На страницах сборника «Тайна» обнаружилась еще одна слабость ахмадулинской лирики: идиллические отношения поэта с народом. Дело дошло даже до обмена любезностями в духе рококо:
Ты нам не чужая — такая простая, что слишком…
Ну что же, спасибо, и я тебя крепко люблю,
заснеженных этих равнин и дорог обитатель.
За все рукоделья, за кроткий твой гнев во хмелю,
еще и за то, что не ты моих книжек читатель.
Однако в том же стихотворении в обращении к Пушкину звучат тревожные ноты:
Как, Пушкин, мне быть в октября девятнадцатый день?
Смеркается — к смерти. А где же друзья, где восторги?
И век мой жесточе, и дар мой совсем никакой…
Последняя строка не случайна. Это не вспышка самоуничижения. И не кокетство. Ахмадулина тщательно выстраивает дистанцию между собой и воспетыми ею поэтами. В стихотворении «Ночь перед выступлением» она говорит о себе:
Я призрак двусмысленный и неказистый
поэтов, чья жизнь не затеется снова.
Что же не дано Ахмадулиной, если она с такой обнаженностью определила свое «промежуточное» место в иерархии ценностей, равноудаленное как от великих, так и от черни?
В ее поэзии «нерасторжимы словесность и совесть», «душа не лукава», но ей не хватает тех выходов за «последнюю черту», от имманентной совести к музе, послушной «велению Божию», когда вдруг в единственно возможном образе озаряется трагический смысл существования и, по мановению пушкинского серафима, является чудо всепостижения:
И внял я неба содроганье,
И горний ангелов полет,
И гад морских подводный ход,
И дольней лозы прозябанье.
Вот почему как далекие предвестники этого всепостижения мне нравились те моменты, когда Ахмадулина резко и неожиданно меняла свою привычную роль:
Довольно мне чудовищем бесполым
тому быть братом, этому — сестрой…
Правда, все это оказывалось не больше чем «шуточкой», но смена вех все же была закодирована в душевном мире поэта, умевшего быть разным и умевшего (лучший пример: прославленное критикой стихотворение «Это я…») ощутить себя разным.
Начало 80-х годов ознаменовалось для Ахмадулиной мрачными обстоятельствами (утрата близких друзей, болезненное переживание ушедшей молодости, разлад с миром и с собою), которые породили не только горькие мысли о жестокости века и быстротечности жизни, но и разрушили кое-какие стереотипы ее поэтики. На смену идиллическим представлениям приходят «чаадаевские» прозрения и отнюдь не риторические вопросы (в стихах о Нинке: «…Боже мой, кем и за что наведена проказа на этот лик, на этот край глухой?»). Простой люд оказывается не источником восторгов и умиления, невинной жертвой истории, а активным носителем зла, берущим камень в руку, чтобы убить собаку или пролить человеческую кровь.

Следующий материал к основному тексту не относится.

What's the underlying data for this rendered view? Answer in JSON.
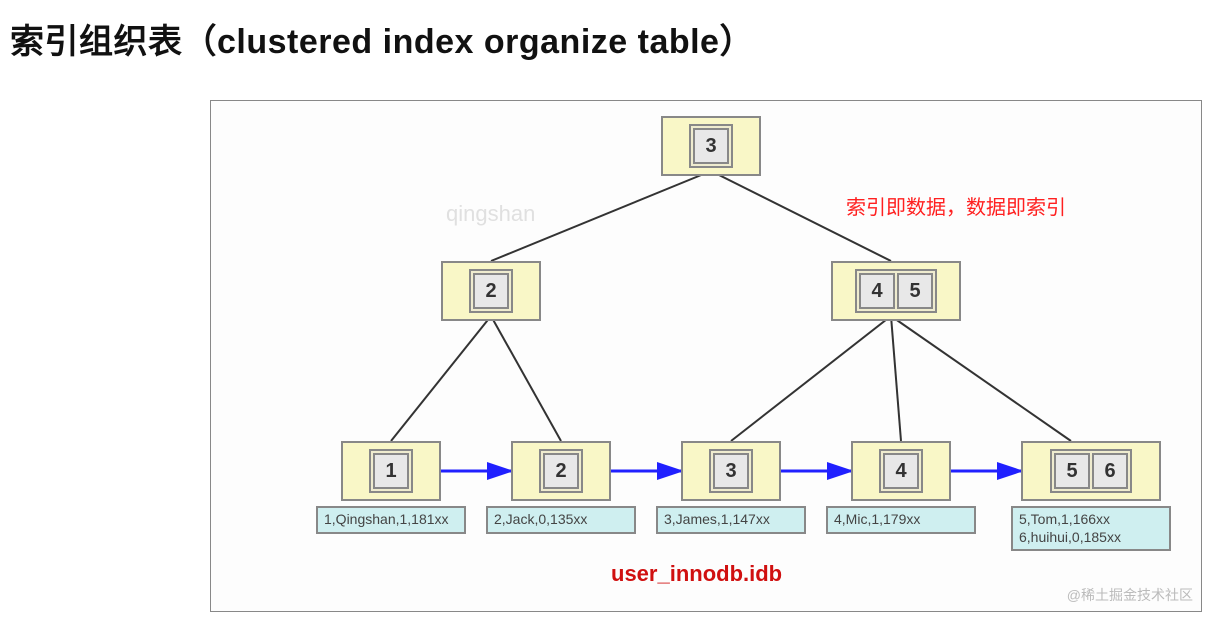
{
  "title": "索引组织表（clustered index organize table）",
  "note": "索引即数据，数据即索引",
  "watermark": "qingshan",
  "filename": "user_innodb.idb",
  "attribution": "@稀土掘金技术社区",
  "tree": {
    "root": {
      "keys": [
        "3"
      ]
    },
    "level2": [
      {
        "keys": [
          "2"
        ]
      },
      {
        "keys": [
          "4",
          "5"
        ]
      }
    ],
    "leaves": [
      {
        "keys": [
          "1"
        ],
        "data": "1,Qingshan,1,181xx"
      },
      {
        "keys": [
          "2"
        ],
        "data": "2,Jack,0,135xx"
      },
      {
        "keys": [
          "3"
        ],
        "data": "3,James,1,147xx"
      },
      {
        "keys": [
          "4"
        ],
        "data": "4,Mic,1,179xx"
      },
      {
        "keys": [
          "5",
          "6"
        ],
        "data": "5,Tom,1,166xx\n6,huihui,0,185xx"
      }
    ]
  }
}
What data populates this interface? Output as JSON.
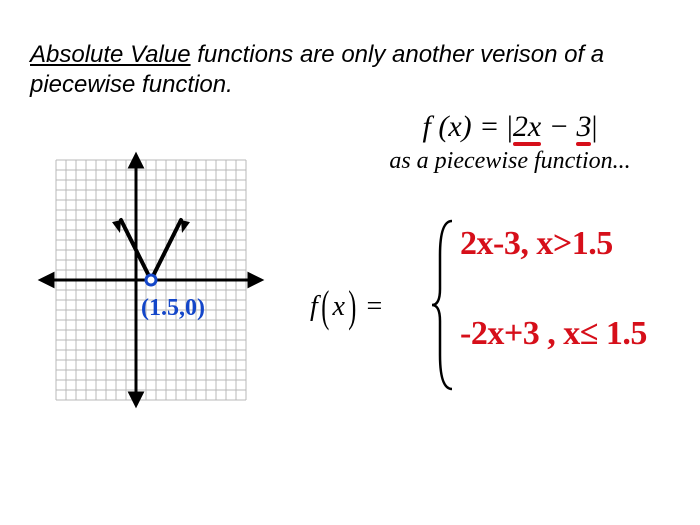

Но, пожалуй, еще важнее то, что у Ахмадулиной начинает звучать тема смерти, которая раскрывается не в ракурсе наказания, а как таинство, ожидающее всех и каждого, роднящее людей. В немыслимых, пожалуй, раньше стихах о больнице поэт причащается к последнему предсмертному мгновению, когда умирающему «был объявлен пронзительный смысл недавних бессмыслиц», «в обмен на сознание — знание вступило в зрачки». В другом стихотворении поэт пишет о безвестном умершем больном:
Соучастье любви на мгновенье сгустилось над ним.
Это ластились к тайне живых боязливые души.
Все свидетели скрытным себя осенили крестом.
За оградой — не знаю, а здесь нездоровый упадок
атеизма заметен. Все хочется над потолком
вдруг увидеть утешный и здраво-опрятный порядок.
Если в знаковой системе «шестидесятничества» вознесение глаз или пальца означало б намек на «зловещих лиц пригожие портреты», то у Ахмадулиной «под потолком» решительно проступают иные «черты». Но это еще не окончательное «примирение»; все застывает в неясном видении:
Что же делать, прощай.
Не твое это, брат, воскресенье.
Впрочем, кто тебя знает…
Выходя к читателю без затверженной роли и грима, обращаясь к проклятым вопросам бытия, поэт ставит перед собой высокую задачу.
Сможет ли Ахмадулина ее выполнить или же — «не могу, отпустите меня»? Боюсь, это будет для нее мучительно трудным испытанием.